La historia se centra en Clara, una joven que acaba de perder a su padre. Un día, revisando las cosas de su progenitor, se encuentra con algo que no puede pasar por alto: un pasaporte, billetes extranjeros y cartas. Es así que, ante las sospechas de una vida paralela por parte de su padre, decide emprender un viaje hacia Karakol, un lago ubicado en la república de Tajikistán.
Karakol tiene el clásico esquema de una road movie: protagonista que inicia un largo viaje para poder encontrarse a sí misma. Con la muerte del padre y la posibilidad de que éste tenga una mujer e hijo en la otra parte del mundo, Clara se sumerge en un viaje no sólo externo, sino que, principalmente, interno, donde busca construir su (nueva) identidad y, también, reconstruir la identidad de aquel a quien tanto creía conocer.

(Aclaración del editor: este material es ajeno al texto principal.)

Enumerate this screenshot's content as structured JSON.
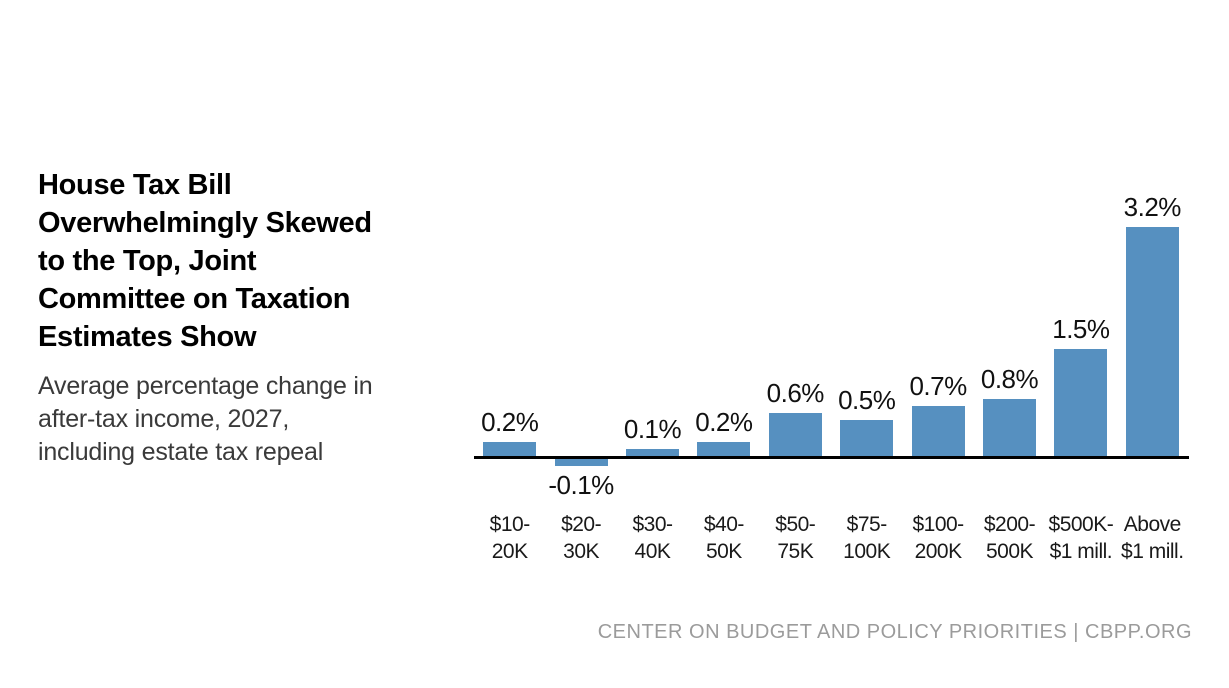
{
  "header": {
    "title_lines": [
      "House Tax Bill",
      "Overwhelmingly Skewed",
      "to the Top, Joint",
      "Committee on Taxation",
      "Estimates Show"
    ],
    "subtitle_lines": [
      "Average percentage change in",
      "after-tax income, 2027,",
      "including estate tax repeal"
    ]
  },
  "footer": {
    "credit": "CENTER ON BUDGET AND POLICY PRIORITIES | CBPP.ORG"
  },
  "colors": {
    "bar": "#5690c0",
    "axis": "#000000",
    "value_label": "#111111",
    "category_label": "#1a1a1a",
    "footer_text": "#9b9b9b"
  },
  "chart_data": {
    "type": "bar",
    "title": "House Tax Bill Overwhelmingly Skewed to the Top, Joint Committee on Taxation Estimates Show",
    "subtitle": "Average percentage change in after-tax income, 2027, including estate tax repeal",
    "categories": [
      "$10-20K",
      "$20-30K",
      "$30-40K",
      "$40-50K",
      "$50-75K",
      "$75-100K",
      "$100-200K",
      "$200-500K",
      "$500K-$1 mill.",
      "Above $1 mill."
    ],
    "category_labels_wrapped": [
      "$10-\n20K",
      "$20-\n30K",
      "$30-\n40K",
      "$40-\n50K",
      "$50-\n75K",
      "$75-\n100K",
      "$100-\n200K",
      "$200-\n500K",
      "$500K-\n$1 mill.",
      "Above\n$1 mill."
    ],
    "values": [
      0.2,
      -0.1,
      0.1,
      0.2,
      0.6,
      0.5,
      0.7,
      0.8,
      1.5,
      3.2
    ],
    "value_labels": [
      "0.2%",
      "-0.1%",
      "0.1%",
      "0.2%",
      "0.6%",
      "0.5%",
      "0.7%",
      "0.8%",
      "1.5%",
      "3.2%"
    ],
    "unit": "%",
    "xlabel": "",
    "ylabel": "",
    "ylim": [
      -0.2,
      3.5
    ],
    "grid": false,
    "legend": false,
    "baseline_at_zero": true
  }
}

De esta manera, la nueva película de Saula Benavente nos invita a nosotros, los espectadores, a plantearnos ciertas preguntas en torno a la muerte (en general), a la pérdida de un ser querido (en particular), al proceso de duelo y, sobre todo, al quiebre del yo y la búsqueda de la verdadera identidad cuando se pierde el rumbo y se desconoce hasta lo conocido.
Pese a que la trama es concreta con respecto a dónde quiere llevarnos (de hecho, lo hace sin muchas vueltas), la aparición y salida de ciertos personajes secundarios hace que aquello que ocurre en pantalla comience a sentirse un poco ajeno. Esta lejanía, que se produce entre lo que se nos muestra y lo que nos llega, produce además un quiebre en relación con la protagonista y la posibilidad de empatizar con ella.
Karakol es una película correcta, pero no ofrece mucho más de lo que se nos muestra en pantalla. La trama nos invita a reflexionar sobre las cuestiones ya mencionadas, pero nada más. La propuesta de Benavente no toma riesgos, se queda siempre girando en el mismo eje.